彼の働きでポイントは充分に溜まっていて、もっと良い住居に引っ越せただろうに・・・・・

一番古い居住区に両親は住んでいた。

修造は知っていた。

この両親の思いを・・・・・

溜めたポイントで九鬼修造に船を発注する。

ウルマで、彼が眺めていた帆船の仕様書と完成予想図が両親の元に届いていた。

九鬼修造が、ウルマのジリアとトリトから、ルースの若い創芸師のリーダーが長い事見ていたと聞いてコピーを送ったのだった。

両親は

「あぁ、息子はまだ海に出たいんだ」

そう思い。

九鬼修造に相談していた。

「まだまだ足りないが、造船所の訓練にもなる。心配しなくって良い俺からのプレゼントだ」

更に続けた。

「筋は良いし、リーダーシップも取れる。

悪さもするが、それはいずれ役に立つ」

そう言って笑ったのは、つい最近だ。

だが、もう笑い合える事はないだろう。

二人とも、こんなに小さく、老いてしまった。

一冊の絵日記を胸に抱いた母親。

「ウルマに、行きましょう」

そう言って、すぐさま周囲に別れを告げる事なく家を後にさせた。


造船場に誘って居たら、今回の騒動は起こらなかった?

九鬼修造は後悔した。

初めて彼に会ったのは、20年以上前だった。


七歳。

自走できる様になって、初めて沖のルースの岩場にたどり着いた。

この岩の間から風が来るんだ。

向こうの海が見えるはずだ!


絵日記に、丁寧に書かれた海の風景。

遥か彼方に見える港の跡。

紛れもなく彼が、その日、垣間見た風景だった。


ここまで乗って来たヨットでは、波が高すぎて行けない。

毎回、ヨット教室に来ては、この隙間から外を見る。

時には、ヨットを教えてくれるオジサンに怒られるが、一緒に隙間から外の海を見て

「早く、向こうの海に出れると良いのにな。ルベルの連中と分かり合えたら良いのに!」

「ルベルって何処に来るの?」

「あの港の右側の山を越えた辺りに降りて来る。だから、ここからでもドローン、黒鳥が見える時がある」

「九鬼さんも、見た事が有るんですか?」

「結構見たが、今は出てこないな」

「僕も見てみたいな」

「あんな物を見て楽しい物ではない。でも、アーバインまで来る事が出来るんだ。

海を行く船ぐらいは作れるだろう」

「デッカいんですか?」

「この海を渡り切るには、それなりの大きさが必要だ。ビデオで見た日本の船くらいはあるだろう」

「ルベルに行ったら、船に乗れるのかなぁ?」

「ルベルは、昔アーバインの民を多く殺したんだ。

あの『黒い鳥』と『銀の鳥』を使ってな」

「ルース様の、家族が殺された時の映像を見せられました。

まるで、萩月の人やサランさんが、見せてくれる映画みたいでした」

「映画じゃない! 実際に、あの方の家族は殺されたんだ!」

九鬼修造の怒気にあてられて、俺は首をすくめて謝った。


(だったら、映画なんか持ち込むなよ〜)


それからも、海に来る事は楽しかった。

だが、親は裕福な方では無い。

食べていけない事はないが、やはり暮していくには【術師】になるしか無い。

働かなければいけない。

手先が、器用で【創芸師】を勧められて弟子入りをした。

一人息子でも有り両親は、自宅から通える工房に入らせた。

細かな細工が得意で、小さな魔石の魔素を使う魔道具やアクセサリーを得意だ。

アクセサリーを作る際に、細かな炎で高熱を出すバーナーを作って金属加工の幅を広げる。
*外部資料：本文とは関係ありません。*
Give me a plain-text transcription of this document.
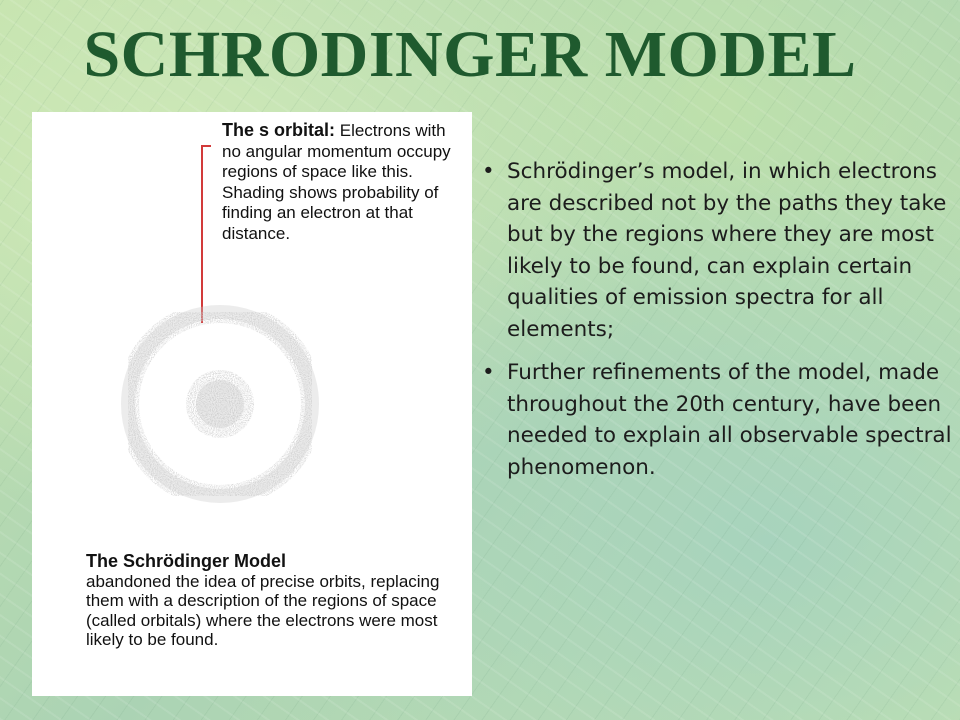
SCHRODINGER MODEL

The s orbital: Electrons with no angular momentum occupy regions of space like this. Shading shows probability of finding an electron at that distance.

The Schrödinger Model
abandoned the idea of precise orbits, replacing them with a description of the regions of space (called orbitals) where the electrons were most likely to be found.

• Schrödinger’s model, in which electrons are described not by the paths they take but by the regions where they are most likely to be found, can explain certain qualities of emission spectra for all elements;
• Further refinements of the model, made throughout the 20th century, have been needed to explain all observable spectral phenomenon.
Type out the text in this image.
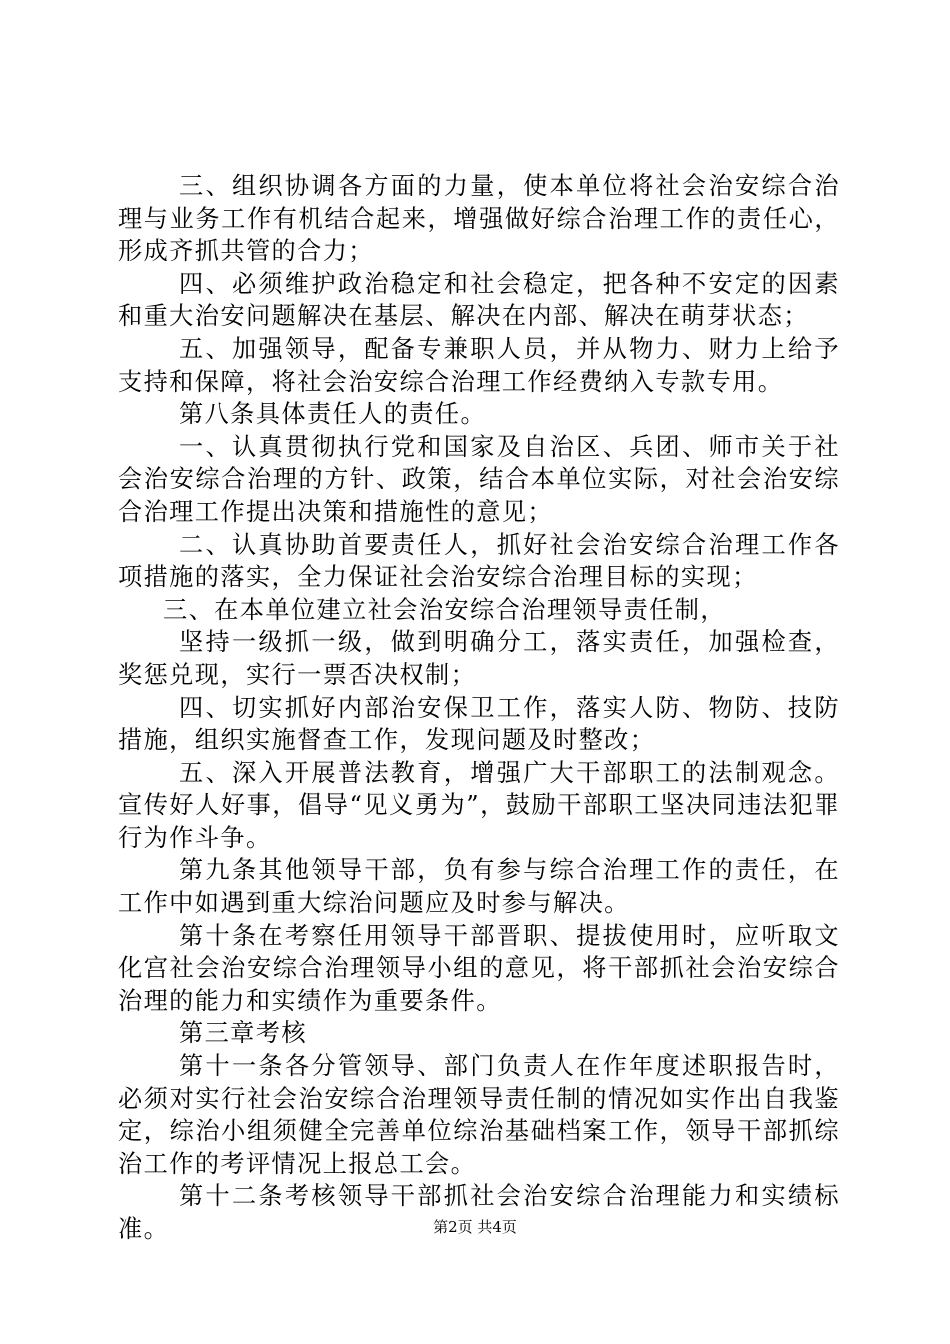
三、组织协调各方面的力量，使本单位将社会治安综合治理与业务工作有机结合起来，增强做好综合治理工作的责任心，形成齐抓共管的合力；

四、必须维护政治稳定和社会稳定，把各种不安定的因素和重大治安问题解决在基层、解决在内部、解决在萌芽状态；

五、加强领导，配备专兼职人员，并从物力、财力上给予支持和保障，将社会治安综合治理工作经费纳入专款专用。

第八条具体责任人的责任。

一、认真贯彻执行党和国家及自治区、兵团、师市关于社会治安综合治理的方针、政策，结合本单位实际，对社会治安综合治理工作提出决策和措施性的意见；

二、认真协助首要责任人，抓好社会治安综合治理工作各项措施的落实，全力保证社会治安综合治理目标的实现；

三、在本单位建立社会治安综合治理领导责任制，

坚持一级抓一级，做到明确分工，落实责任，加强检查，奖惩兑现，实行一票否决权制；

四、切实抓好内部治安保卫工作，落实人防、物防、技防措施，组织实施督查工作，发现问题及时整改；

五、深入开展普法教育，增强广大干部职工的法制观念。宣传好人好事，倡导“见义勇为”，鼓励干部职工坚决同违法犯罪行为作斗争。

第九条其他领导干部，负有参与综合治理工作的责任，在工作中如遇到重大综治问题应及时参与解决。

第十条在考察任用领导干部晋职、提拔使用时，应听取文化宫社会治安综合治理领导小组的意见，将干部抓社会治安综合治理的能力和实绩作为重要条件。

第三章考核

第十一条各分管领导、部门负责人在作年度述职报告时，必须对实行社会治安综合治理领导责任制的情况如实作出自我鉴定，综治小组须健全完善单位综治基础档案工作，领导干部抓综治工作的考评情况上报总工会。

第十二条考核领导干部抓社会治安综合治理能力和实绩标准。	第2页 共4页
このバーナーが、大人達に認められてポイントを両親に渡せた。


だけど、それを妬まれて兄弟子に暴行を受けた。

大人達に訴えても、『職人の上下関係では、よくある事』と相手にされなかった。

痣を作って治癒を受けに行ったら、慎一先生に声をかけてもらい道場に通い出す。

道場に行けば、オヤツをもらえたし萩月の門人との語らいや、見せてくれる地球の雑誌や音楽の事。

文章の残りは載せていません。